The egrets were being totally insensitive about our efforts to count them and kept flying back and forth leaving Lala with a lot of addition or subtraction posts in her notebook. My suggestion to shoot them after they had been counted (to avoid any double-counting) did not go well with the others. Some people just can't think outside of the!

A small plover with an orange head gave us some identification problems. The first call was Kentish Plover, but there was no black on the neck so we had to decide on either Lesser or Greater Sand-plover. After much deliberation on whether the neck, bill and legs were slightly longer or shorter, or the head was slightly rounder or more angular, compared to a bird which we only had a picture of, we settled for Greater Sand-plover. Later on Des caught up with us and provided a much easier identification technique. If the bill is half the length of the head, it is a Greater Sand-plover, if the bill is a third the length of the head it's a Lesser Sand-plover.

The egrets caught the most attention, but a cloud of around 2000 terns who were having a feeding frenzy out at sea, and small numbers of waders; Redshanks, Greenshanks, Terek Sandpipers, Common Sandpipers and Sand-plovers were adding diversity. Almost at the end of the shoreline, the majestic Far Eastern Curlew offered us a great view.
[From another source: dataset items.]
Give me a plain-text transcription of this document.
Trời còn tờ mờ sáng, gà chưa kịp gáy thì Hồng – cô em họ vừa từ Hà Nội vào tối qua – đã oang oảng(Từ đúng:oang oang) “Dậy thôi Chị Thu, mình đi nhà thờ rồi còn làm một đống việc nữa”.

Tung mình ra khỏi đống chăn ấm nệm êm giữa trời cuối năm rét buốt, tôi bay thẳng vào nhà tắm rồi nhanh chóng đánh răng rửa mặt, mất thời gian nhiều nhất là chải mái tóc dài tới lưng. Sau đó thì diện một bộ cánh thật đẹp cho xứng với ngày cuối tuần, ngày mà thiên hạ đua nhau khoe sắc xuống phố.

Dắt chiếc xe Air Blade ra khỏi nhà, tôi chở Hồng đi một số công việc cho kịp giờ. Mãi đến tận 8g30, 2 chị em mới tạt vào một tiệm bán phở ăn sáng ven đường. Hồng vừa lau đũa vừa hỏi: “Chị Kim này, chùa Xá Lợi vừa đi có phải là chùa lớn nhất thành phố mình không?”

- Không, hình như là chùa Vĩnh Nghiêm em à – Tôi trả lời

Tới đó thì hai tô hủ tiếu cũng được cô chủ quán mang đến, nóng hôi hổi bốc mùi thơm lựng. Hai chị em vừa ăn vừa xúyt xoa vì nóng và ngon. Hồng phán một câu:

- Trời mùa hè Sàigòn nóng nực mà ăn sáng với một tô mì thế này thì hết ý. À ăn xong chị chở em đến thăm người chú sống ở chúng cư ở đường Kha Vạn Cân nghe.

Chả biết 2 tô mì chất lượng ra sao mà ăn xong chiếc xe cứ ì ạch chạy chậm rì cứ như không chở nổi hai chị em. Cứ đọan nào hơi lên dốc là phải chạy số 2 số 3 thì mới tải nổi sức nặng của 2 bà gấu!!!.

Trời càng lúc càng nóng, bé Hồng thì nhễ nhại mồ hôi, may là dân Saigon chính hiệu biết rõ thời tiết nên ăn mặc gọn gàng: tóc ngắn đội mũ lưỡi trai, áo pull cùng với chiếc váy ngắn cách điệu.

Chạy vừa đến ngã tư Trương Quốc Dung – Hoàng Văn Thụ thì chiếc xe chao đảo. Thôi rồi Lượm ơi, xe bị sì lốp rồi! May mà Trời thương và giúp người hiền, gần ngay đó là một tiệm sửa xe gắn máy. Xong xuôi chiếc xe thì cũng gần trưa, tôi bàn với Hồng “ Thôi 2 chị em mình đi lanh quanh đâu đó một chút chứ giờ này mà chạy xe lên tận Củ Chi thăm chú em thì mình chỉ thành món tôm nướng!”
At the end of the mangroves we turned east. Again, we had to go around a bit since the good people who were preparing a dump site in midst of the mangroves and fish ponds would not let us pass through their area. The fishpond area offered more kingfishers, swallows and reed-warblers. The Striated Herons were abundant. Another cloud of terns were having another feeding frenzy. We happily left the counting to our president, who had been assigned with the terns. Propgerry discovered a Black-Crowned Night Heron in a tree just above us. When we passed back between the fishponds a single Black-Headed Gull landed on the water on the right side and three small "ducks" plunged down on the left side. The "ducks" turned o to be Little Grebes, according to Lala the first record of them on this site. Just 50 meters ahead a lone Marsh Sandpiper in a flock of Greenshanks added a new species to our list. After some 6 hours in the baking sun we reached the cool, soothing environment of our fossil-fuel driven metal containers, commonly known as cars, and headed home. A great day to be alive.



Anonymous said...

Det låter som en härlig utflykt trots värme och sopor. Välklädda var Ni också ser jag. Och många, många fåglar både av sällsynta och vanliga arter förstår jag.
Kram Birgit

Ola said...

Ja, det låter som en trevlig exkursion. Kul att du håller kikaren varm. Chinese Egret såg vi på Palawan förra året - det finns ett ställe bara några kilometer från flygplatsen där de brukar finnas.